For the past six months I’ve been writing, breaking, and re-writing a new CMS system for this site. The current incarnation is something like a Blogging tool, but it didn’t start that way. It started as a Wiki.
Last year I was testing a variety of Wiki’s as a means of keeping and sharing project notes. During my search for all things Wiki, I started using a text editor for OS X called VoodooPad that blends browsing and editing a Wiki into a single, desktop application. Having a stand-alone Wiki is quite cool, but what sold me on this application was the ability to do remote editing via XML-RPC. Unfortunately, the only Wiki on the market at the time that supported the VoodooPad API was a demo written by the applications’developers. The sample Wiki didn’t quite meet my needs, but the novelty of managing content using this unique hypertext editor was enough motivation to dive into the API’s and see what I could hack together.

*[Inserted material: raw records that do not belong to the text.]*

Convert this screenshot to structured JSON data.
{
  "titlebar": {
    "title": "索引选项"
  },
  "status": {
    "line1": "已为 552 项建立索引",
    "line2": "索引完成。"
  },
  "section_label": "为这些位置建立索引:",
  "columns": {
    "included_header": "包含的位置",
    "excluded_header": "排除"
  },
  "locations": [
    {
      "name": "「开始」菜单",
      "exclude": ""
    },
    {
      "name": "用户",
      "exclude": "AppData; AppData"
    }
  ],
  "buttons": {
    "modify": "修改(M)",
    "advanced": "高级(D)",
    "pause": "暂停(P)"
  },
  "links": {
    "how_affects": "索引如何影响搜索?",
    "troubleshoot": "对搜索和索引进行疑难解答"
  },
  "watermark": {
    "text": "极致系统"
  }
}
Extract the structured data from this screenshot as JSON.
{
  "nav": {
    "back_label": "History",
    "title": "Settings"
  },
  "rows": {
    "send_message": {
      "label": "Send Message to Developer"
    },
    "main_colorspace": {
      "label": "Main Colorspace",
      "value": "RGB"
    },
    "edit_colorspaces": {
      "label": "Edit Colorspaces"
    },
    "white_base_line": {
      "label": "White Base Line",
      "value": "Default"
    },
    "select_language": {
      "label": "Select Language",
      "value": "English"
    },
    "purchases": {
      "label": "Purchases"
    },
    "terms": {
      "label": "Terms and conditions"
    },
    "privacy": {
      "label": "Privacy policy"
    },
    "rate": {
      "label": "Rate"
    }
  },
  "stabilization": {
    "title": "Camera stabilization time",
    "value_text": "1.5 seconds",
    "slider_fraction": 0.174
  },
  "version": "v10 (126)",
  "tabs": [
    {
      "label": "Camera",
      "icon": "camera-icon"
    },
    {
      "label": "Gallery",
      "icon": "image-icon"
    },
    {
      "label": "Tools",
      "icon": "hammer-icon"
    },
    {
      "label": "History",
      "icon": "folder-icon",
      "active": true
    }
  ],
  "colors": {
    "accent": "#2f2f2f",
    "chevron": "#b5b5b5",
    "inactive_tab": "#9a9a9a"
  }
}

Implementing the VoodooPad API’s turned out to be rather simple, so I started with a class that could pass data around for testing. Working with test data got old quick, so I decided to build a simple web front-end to edit the test cases. This meant I had to store ‘pages’and lookup ‘keys’for those pages so I could edit/view them online while still returning the contents to VoodooPad. Once I got started, I decided to put off debugging the API’s for awhile, and instead focused on the web interface. Deep down I wanted to do this anyway, but now I had a little more motivation.
After committing to writing a Wiki engine from scratch, I broke down the main functions of a Wiki as problems to be solved. These are:
- Page storage
- Key lookup and key matching
- Plain-text based markup scheme
- Hyperlinking
- Version control of content
- Caching
- Templating the presentation layer (separating logic from presentation)
- The ability to author/edit articles online (Web Interface)
- Support for remote publishing (XML-RPC / Web-API’s)
- Version control
- Viewing and restoring diffs
- The ability to associate Metadata with content
- Spell checking
- Search
- Comment posting
More advanced features:
- Syndication
- Subscribing to comment threads (not just article posts)
- Trackback / Pingback support
- Remote administration (XML-RPC)
- Ability to author/administrate multiple sites
- Ability to mirror another site
There is a school of thought that encourages documenting and determining solutions for all problems before writing the first line of code. But that’s not how I do my own projects. Instead, I like to select core functionality and deliver a working proof-of-concept first. Then, I schedule feature releases based on groups of functionality and iterate on the design. I find that by diving right in I uncover problems I wasn’t aware of at first and I get a better understanding of the problem space. It’s also better to be missing some features then to never deliver at all (ie., getting overwhelmed and never finishing, which is quite common on personal projects like this.)
In future articles I will describe the various approaches I took in solving each of these problems, as the evolution of a solution is often as interesting as the final result. But before we dive into the technical details, I’ll finish the rest of the story.
I like the concept of a Wiki as a means of revising and interlinking a collection of content, but once the repositories grew, I found myself needing a page to track changes, updates, and additions to the site. This soon became the home page of the Wiki, listing changes by date. The layout and use of this new page was quickly blending it’s purpose with another genre of CMS I’m interested in: the Blog.
I started thinking about Blogging and Wiki’ing as content management problems, and coincidentally enough, there’s so much over-lap that it is feasible to build one framework that can do both. The difference is not so much how content is stored and managed, but how the templating and interactions are handled. From the author’s perspective, a Blog post and a Wiki page are identical — a Blog is just a single-user Wiki. From a reader’s perspective, the Blog page just isn’t editable; it still reads the same.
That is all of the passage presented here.